Continuando a guardare dal finestrino vidi ad un certo punto uno squarcio di mare. Mi sembro quasi impossibile ma poi fissai meglio, guardando dritto fuori dal finestrino del treno in corsa, si era proprio il mare quello che vedevo.
Le onde si muovevano lentamente e brillavano come piccoli diamanti che riflettevano la luce, sparsi qua e là.

Rimasi seduta lì nel mio posto con la schiena dritta ed un libro di seconda mano mantenuto dalle mani sulle ginocchia.
Mi stringevo nel mio vestitino a fiori, consapevole che la mia vita stava per cambiare.
E tra il susseguirsi di paesaggi ed il susseguirsi delle mie emozioni chiusi gli occhi e li strinsi forte, fortissimo.
Non avrei mai voluto dimenticare nulla di tutto questo. Volevo ricordare anche i dettagli più infimi di questa o viaggio.
Volevo imprimere le immagini nella mia mente.

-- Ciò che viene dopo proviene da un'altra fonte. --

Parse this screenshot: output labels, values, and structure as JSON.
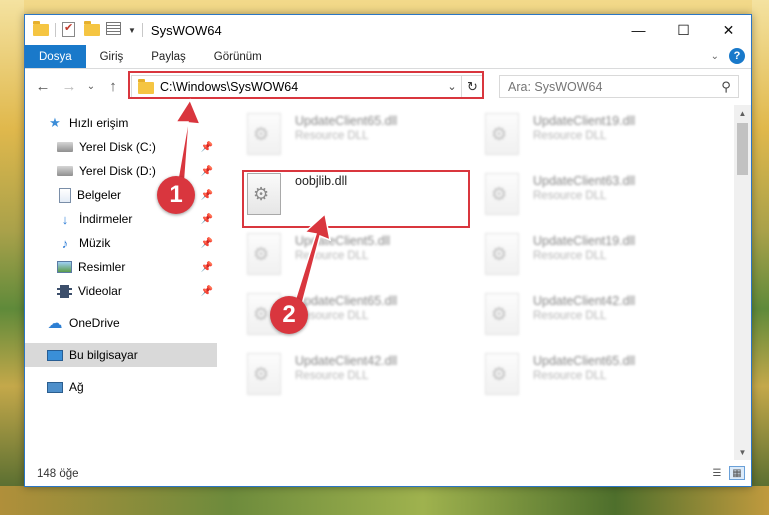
{
  "window": {
    "title": "SysWOW64",
    "controls": {
      "minimize": "—",
      "maximize": "☐",
      "close": "✕"
    }
  },
  "ribbon": {
    "tabs": [
      {
        "label": "Dosya",
        "active": true
      },
      {
        "label": "Giriş"
      },
      {
        "label": "Paylaş"
      },
      {
        "label": "Görünüm"
      }
    ],
    "help": "?"
  },
  "nav": {
    "address": "C:\\Windows\\SysWOW64",
    "search_placeholder": "Ara: SysWOW64"
  },
  "sidebar": {
    "items": [
      {
        "label": "Hızlı erişim",
        "icon": "star-icon"
      },
      {
        "label": "Yerel Disk (C:)",
        "icon": "drive-icon",
        "pinned": true
      },
      {
        "label": "Yerel Disk (D:)",
        "icon": "drive-icon",
        "pinned": true
      },
      {
        "label": "Belgeler",
        "icon": "document-icon",
        "pinned": true
      },
      {
        "label": "İndirmeler",
        "icon": "download-icon",
        "pinned": true
      },
      {
        "label": "Müzik",
        "icon": "music-icon",
        "pinned": true
      },
      {
        "label": "Resimler",
        "icon": "picture-icon",
        "pinned": true
      },
      {
        "label": "Videolar",
        "icon": "video-icon",
        "pinned": true
      },
      {
        "label": "OneDrive",
        "icon": "cloud-icon"
      },
      {
        "label": "Bu bilgisayar",
        "icon": "computer-icon",
        "selected": true
      },
      {
        "label": "Ağ",
        "icon": "network-icon"
      }
    ]
  },
  "files": {
    "focused": {
      "name": "oobjlib.dll"
    },
    "blurred": [
      {
        "name": "UpdateClient65.dll",
        "desc": "Resource DLL"
      },
      {
        "name": "UpdateClient19.dll",
        "desc": "Resource DLL"
      },
      {
        "name": "UpdateClient63.dll",
        "desc": "Resource DLL"
      },
      {
        "name": "UpdateClient5.dll",
        "desc": "Resource DLL"
      },
      {
        "name": "UpdateClient19.dll",
        "desc": "Resource DLL"
      },
      {
        "name": "UpdateClient65.dll",
        "desc": "Resource DLL"
      },
      {
        "name": "UpdateClient42.dll",
        "desc": "Resource DLL"
      },
      {
        "name": "UpdateClient42.dll",
        "desc": "Resource DLL"
      },
      {
        "name": "UpdateClient65.dll",
        "desc": "Resource DLL"
      }
    ]
  },
  "status": {
    "count": "148 öğe"
  },
  "annotations": {
    "step1": "1",
    "step2": "2",
    "color": "#d9363e"
  }
}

Arrivammo a destinazione dopo non so quante ore o quanti giorni, non lo so, ero sfinita e sentivo che le forze venivano a mancarmi ma una volta scesa dal treno mi incamminai lentamente verso la fila per l'imbarco. Avrei dovuto affrontare un'altro viaggio, ma sta volta in mare. E sentivo di poter perdere le forze da un momento all'altro.

Ero una ragazzina ingenua di 14 anni e forse lo sono ancora adesso. Una ragazzina piena di vita, mandata in viaggio dalla famiglia per migliorare la sua vita.
Ero consapevole che questo viaggio avrebbe cambiato la mia vita.

Non sapevo in quale modo, ma sapevo che l'avrebbe cambiata, per sempre.